You can go further - make slices vertically and, if there is at least one dot in the cube vertically, write it to some characteristic. For example, writing the highest point in a cube works well. Slices are fed to the input of the neural network, it’s just an analogue of the pictures, we have 14 input channels, we work in much the same way as with SSD. Also here comes a signal from a network trained for detection. At the input of the network there is a picture, it all trains end-to-end. At the output, we predict 3D boxes, their classes and position.

Here are the results of a month ago on the KITTI dataset. Then multiple view 3D was state of the art. Our algorithm was similar in quality in terms of precision, but it worked several times faster, and we could deploy it to a real machine. Acceleration was achieved by simplifying the presentation basically.

Need to re-deploy on the machine. Here is an example of work.


We have to be careful here, this is a train, but it also works on the test, cars are marked with green parallelepipeds.


Segmentation is another algorithm that can be used to understand what is in the picture. Segmentation tells which class each pixel belongs to. Specifically in this picture there is a road, marking. The edges of the road are highlighted in green, and the cars are slightly different, purple.


Who understands the disadvantages of segmentation in terms of how to feed this in motion planning? Everything merges. If there are parked cars nearby, then we have one big purple spot of cars, we don’t know how many there are. Therefore, there is another wonderful statement of the problem - instance segmentation, when you still have to cut different entities into pieces. And we are also doing this, a friend last week in the top 5 city scapes for instance segmentation entered. I wanted to take first place, so far it does not work out, but there is such a task too.

We try to try as many diverse approaches, hypotheses as possible. Our goal is not to write the world's best object detection. This is necessary, but, first of all, new sensors appear, new approaches. The task is to try and implement them as soon as possible in real life circumstances. We are working on everything that interferes with us. Slowly mark up the data - we make a system that marks them with the active use of the Tolok service.

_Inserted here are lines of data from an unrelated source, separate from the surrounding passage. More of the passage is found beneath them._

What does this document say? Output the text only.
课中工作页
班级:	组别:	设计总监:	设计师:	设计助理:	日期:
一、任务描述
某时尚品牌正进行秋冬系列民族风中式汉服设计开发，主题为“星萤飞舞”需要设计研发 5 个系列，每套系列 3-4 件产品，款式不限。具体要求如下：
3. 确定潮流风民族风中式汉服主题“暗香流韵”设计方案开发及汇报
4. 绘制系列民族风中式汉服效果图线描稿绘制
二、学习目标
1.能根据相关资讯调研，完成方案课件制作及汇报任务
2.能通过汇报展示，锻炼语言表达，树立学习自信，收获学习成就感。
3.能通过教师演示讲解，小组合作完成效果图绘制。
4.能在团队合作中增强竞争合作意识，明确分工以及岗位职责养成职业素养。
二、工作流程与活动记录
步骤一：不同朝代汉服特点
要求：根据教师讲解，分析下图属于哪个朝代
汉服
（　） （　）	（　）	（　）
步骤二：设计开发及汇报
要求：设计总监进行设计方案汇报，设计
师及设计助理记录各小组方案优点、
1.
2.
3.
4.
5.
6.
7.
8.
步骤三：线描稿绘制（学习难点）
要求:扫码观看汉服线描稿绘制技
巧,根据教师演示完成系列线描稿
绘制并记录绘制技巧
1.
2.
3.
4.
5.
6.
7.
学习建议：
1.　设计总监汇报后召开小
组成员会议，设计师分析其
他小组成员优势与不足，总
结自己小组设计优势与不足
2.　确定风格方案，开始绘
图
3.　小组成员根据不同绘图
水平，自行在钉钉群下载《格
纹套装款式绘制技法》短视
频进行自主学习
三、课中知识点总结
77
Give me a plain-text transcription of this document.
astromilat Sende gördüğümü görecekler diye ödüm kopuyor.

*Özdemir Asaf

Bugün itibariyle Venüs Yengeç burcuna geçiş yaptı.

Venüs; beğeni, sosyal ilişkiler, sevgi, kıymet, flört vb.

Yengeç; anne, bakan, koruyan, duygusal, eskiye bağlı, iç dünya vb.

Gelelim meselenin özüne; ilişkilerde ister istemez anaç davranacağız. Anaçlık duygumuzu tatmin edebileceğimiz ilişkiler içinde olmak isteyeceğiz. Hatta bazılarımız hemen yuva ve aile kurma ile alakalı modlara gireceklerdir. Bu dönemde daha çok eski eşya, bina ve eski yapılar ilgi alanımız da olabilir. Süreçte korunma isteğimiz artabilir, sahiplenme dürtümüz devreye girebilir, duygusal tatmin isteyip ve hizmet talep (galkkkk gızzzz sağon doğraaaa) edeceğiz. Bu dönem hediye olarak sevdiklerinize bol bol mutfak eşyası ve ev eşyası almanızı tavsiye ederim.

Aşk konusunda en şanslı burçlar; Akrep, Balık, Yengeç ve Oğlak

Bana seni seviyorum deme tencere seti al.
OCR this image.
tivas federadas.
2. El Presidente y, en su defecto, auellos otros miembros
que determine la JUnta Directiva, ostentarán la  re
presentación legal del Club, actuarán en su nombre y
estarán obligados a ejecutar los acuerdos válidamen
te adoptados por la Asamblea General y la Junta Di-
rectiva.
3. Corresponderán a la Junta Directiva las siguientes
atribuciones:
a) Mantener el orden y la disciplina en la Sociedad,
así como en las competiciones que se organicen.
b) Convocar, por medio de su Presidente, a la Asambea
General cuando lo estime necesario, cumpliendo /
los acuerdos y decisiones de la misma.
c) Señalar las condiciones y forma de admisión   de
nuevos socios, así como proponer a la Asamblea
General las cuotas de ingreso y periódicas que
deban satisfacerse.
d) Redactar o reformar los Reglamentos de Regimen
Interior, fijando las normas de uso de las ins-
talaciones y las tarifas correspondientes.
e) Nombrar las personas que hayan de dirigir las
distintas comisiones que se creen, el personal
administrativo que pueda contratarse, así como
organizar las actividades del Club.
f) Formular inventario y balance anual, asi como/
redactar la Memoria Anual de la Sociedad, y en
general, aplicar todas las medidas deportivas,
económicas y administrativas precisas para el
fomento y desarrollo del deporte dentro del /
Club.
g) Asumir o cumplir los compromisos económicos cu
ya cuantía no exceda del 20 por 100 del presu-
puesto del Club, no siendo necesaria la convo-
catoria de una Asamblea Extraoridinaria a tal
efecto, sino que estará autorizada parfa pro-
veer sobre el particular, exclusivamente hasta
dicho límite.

The problem with the deployment to the car - we come up with how to speed it up in a single way.

It seems that not the one who now has much experience will win, but the one who runs forward faster. And we are focused on this, we want to try everything as quickly as possible.

Here's a video which we recently showed, travel in winter conditions. This is an advertising video, but here you can clearly see how unmanned vehicles drive in current realities (since then another video has appeared - approx. Ed.). Thank.